Ces substances sont suspectées de jouer un rôle dans la baisse de la fertilité humaine, comme d’ailleurs de déclencher d’innombrables maladies comme d’ailleurs les cancers hormonaux-dépendants: aussi n’est-il pas temps d’en limiter leurs utilisations et surtout de les réglementer, avant qu’il ne soit trop tard?

Telles étaient les interrogations confortées par les nombreuses études qui nous ont été présentées lors de colloque du 14 Septembre 2010 qui s’est tenu dans les locaux de l’Assemblée nationale à l’initiative du réseau environnement santé. De nombreux chercheurs et lanceurs d’alerte plaident donc pour une nouvelle approche de l’évaluation des risques sanitaires et environnementaux afin de promouvoir une réglementation de ces substances.

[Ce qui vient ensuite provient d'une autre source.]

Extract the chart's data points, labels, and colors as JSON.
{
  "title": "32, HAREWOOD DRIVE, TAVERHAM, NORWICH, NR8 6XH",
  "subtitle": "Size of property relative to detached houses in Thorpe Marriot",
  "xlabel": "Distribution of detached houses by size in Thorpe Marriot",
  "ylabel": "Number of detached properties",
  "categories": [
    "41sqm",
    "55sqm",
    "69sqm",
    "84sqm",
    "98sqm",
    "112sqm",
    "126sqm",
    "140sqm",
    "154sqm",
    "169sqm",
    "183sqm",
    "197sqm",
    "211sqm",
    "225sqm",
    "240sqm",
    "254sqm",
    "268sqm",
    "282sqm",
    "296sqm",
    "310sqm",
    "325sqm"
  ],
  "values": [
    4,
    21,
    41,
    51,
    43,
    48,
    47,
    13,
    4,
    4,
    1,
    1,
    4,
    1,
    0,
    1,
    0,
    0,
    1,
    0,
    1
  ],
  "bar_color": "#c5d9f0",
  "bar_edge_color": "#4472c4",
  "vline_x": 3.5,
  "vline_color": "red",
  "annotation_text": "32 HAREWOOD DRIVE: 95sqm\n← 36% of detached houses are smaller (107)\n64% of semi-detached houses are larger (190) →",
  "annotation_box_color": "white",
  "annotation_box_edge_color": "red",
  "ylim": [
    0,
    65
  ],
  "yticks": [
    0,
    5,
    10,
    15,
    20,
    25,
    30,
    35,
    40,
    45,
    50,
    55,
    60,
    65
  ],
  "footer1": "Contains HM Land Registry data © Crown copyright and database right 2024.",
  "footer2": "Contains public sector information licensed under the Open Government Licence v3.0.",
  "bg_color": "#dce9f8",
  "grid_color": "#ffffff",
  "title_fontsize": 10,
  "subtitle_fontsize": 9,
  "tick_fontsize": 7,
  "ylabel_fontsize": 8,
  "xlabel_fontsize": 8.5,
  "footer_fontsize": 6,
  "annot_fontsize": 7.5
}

« Faut-il attendre 2031 et l’augmentation des cancers du sein pour décider d’agir ? » s’exclame Ana Soto, chercheur à l’université de Tufts (Boston, Etats-Unis), cette chercheuse faisant référence aux effets cancérogènes du bisphénol-A (BPA) observés chez le rat et la souris, mais non démontrés à ce jour chez l’homme, alors qu’il a fallu attendre 2006 pour observer les cancers du sein chez les femmes exposées au distilbène (un œstrogène de synthèse prescrit aux femmes enceintes dès 1940 et interdit en 1977 en France)», rappelle-t-elle.

A ce jour on considère qu’il existe près de 500 perturbateurs endocriniens (PE), des substances capables d’interférer avec le système hormonal.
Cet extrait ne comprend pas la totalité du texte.